Elites start the Legend of the Lake 3.5km race at Tikitapu today. Photo/Stephen Parker
Elites start the Legend of the Lake 3.5km race at Tikitapu today. Photo/Stephen Parker
Rotorua swimmer David Boles pushed national 10km Open Water Swim champion Matt Scott all the way at the 3.5km Legend of the Lake swim at Tikitapu (Blue Lake) yesterday.
Scott said Boles had been on his hip the whole race, and even changed his course on the final leg to try and shake off the 16-year-old. He managed it, coming home 12 seconds in front of the Rotorua swimmer.
"Especially in a wetsuit, if you're trying to drop someone, it's quite hard if you're swimming," said Scott. "So I saw him swim the other way and I thought I'd take a bit of a wider loop and it worked out."
Boles, who had come third in the opening round of the Ocean Swim series, the Sand to Surf at Mount Maunganui last month, said he had had a good race from the start.
Dunedin's Stefannie Gillespie took out the women's race. Photo/Ben Fraser
"I couldn't have asked for any better [conditions]," said Scott, who has won three rounds of this summer's series, although that wasn't a specific target when the series began.

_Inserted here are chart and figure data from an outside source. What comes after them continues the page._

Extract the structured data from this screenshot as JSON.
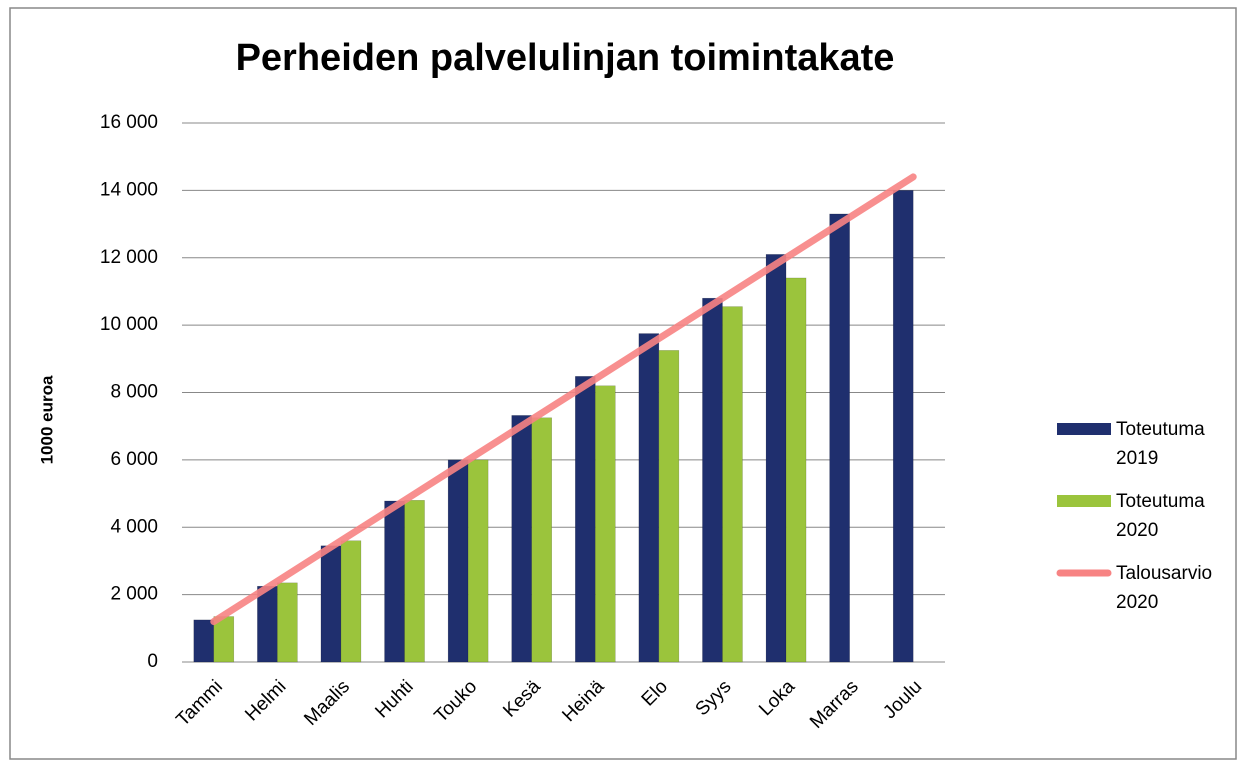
{
  "chart_data": {
    "type": "bar",
    "title": "Perheiden palvelulinjan toimintakate",
    "y_label": "1000 euroa",
    "categories": [
      "Tammi",
      "Helmi",
      "Maalis",
      "Huhti",
      "Touko",
      "Kesä",
      "Heinä",
      "Elo",
      "Syys",
      "Loka",
      "Marras",
      "Joulu"
    ],
    "series": [
      {
        "name": "Toteutuma 2019",
        "type": "bar",
        "color": "#1f2f6e",
        "values": [
          1250,
          2250,
          3450,
          4780,
          6000,
          7320,
          8480,
          9750,
          10800,
          12100,
          13300,
          14000
        ]
      },
      {
        "name": "Toteutuma 2020",
        "type": "bar",
        "color": "#9bc43c",
        "values": [
          1350,
          2350,
          3600,
          4800,
          6000,
          7250,
          8200,
          9250,
          10550,
          11400,
          null,
          null
        ]
      },
      {
        "name": "Talousarvio 2020",
        "type": "line",
        "color": "#f78383",
        "values": [
          1200,
          2400,
          3600,
          4800,
          6000,
          7200,
          8400,
          9600,
          10800,
          12000,
          13200,
          14400
        ]
      }
    ],
    "ylim": [
      0,
      16000
    ],
    "yticks": [
      0,
      {
        "value": 2000,
        "label": "2 000"
      },
      {
        "value": 4000,
        "label": "4 000"
      },
      {
        "value": 6000,
        "label": "6 000"
      },
      {
        "value": 8000,
        "label": "8 000"
      },
      {
        "value": 10000,
        "label": "10 000"
      },
      {
        "value": 12000,
        "label": "12 000"
      },
      {
        "value": 14000,
        "label": "14 000"
      },
      {
        "value": 16000,
        "label": "16 000"
      }
    ],
    "grid": true,
    "legend": "right"
  }
}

"I'm happy with that," he said. "I'm training at high performance up in Auckland and using these as swimming for the longer 10k stuff - the Aussie and New Zealand nationals have just gone and that's finished now until the end of the year, but these [open water swims] are to keep doing a bit of swimming that's not in the pool."
With the series now moving on the Christchurch before returning to the North Island for the Bay of Islands Classic in Paihia and King of the Bays in Auckland, Boles is unsure if he will make it to any other swims in the series as his focus turns to the New Zealand age group championships in Wellington next month.
"It's good to be able to represent Rotorua and just get out there and have a good time," he said.
Men's winner Matt Scott. Photo/Ben Fraser
Jackson Dawson was third in the men's race.
The women's race was won, as it was last year at the inaugural event, by Dunedin's Stefannie Gillespie.
"I realised about half way through that I was the defending champion from last year - I'd only just remembered," she said.
"I just thought, try to keep going, I got on to a pack of boys and just tried to hang onto them as long as I could."
Swimming with others works in a similar way to drafting in cycling.
"It makes a big difference and you have someone to push you along as well. If you're out there on your own, you kind of get into a bit of a rhythm, but if there's someone right beside you or right behind you, you know you've got to push a bit harder."
Sammy Winward and Claudia Ashby were second and third respectively in the women's race. Gillespie plans to take part in all of the remaining three swims in the series.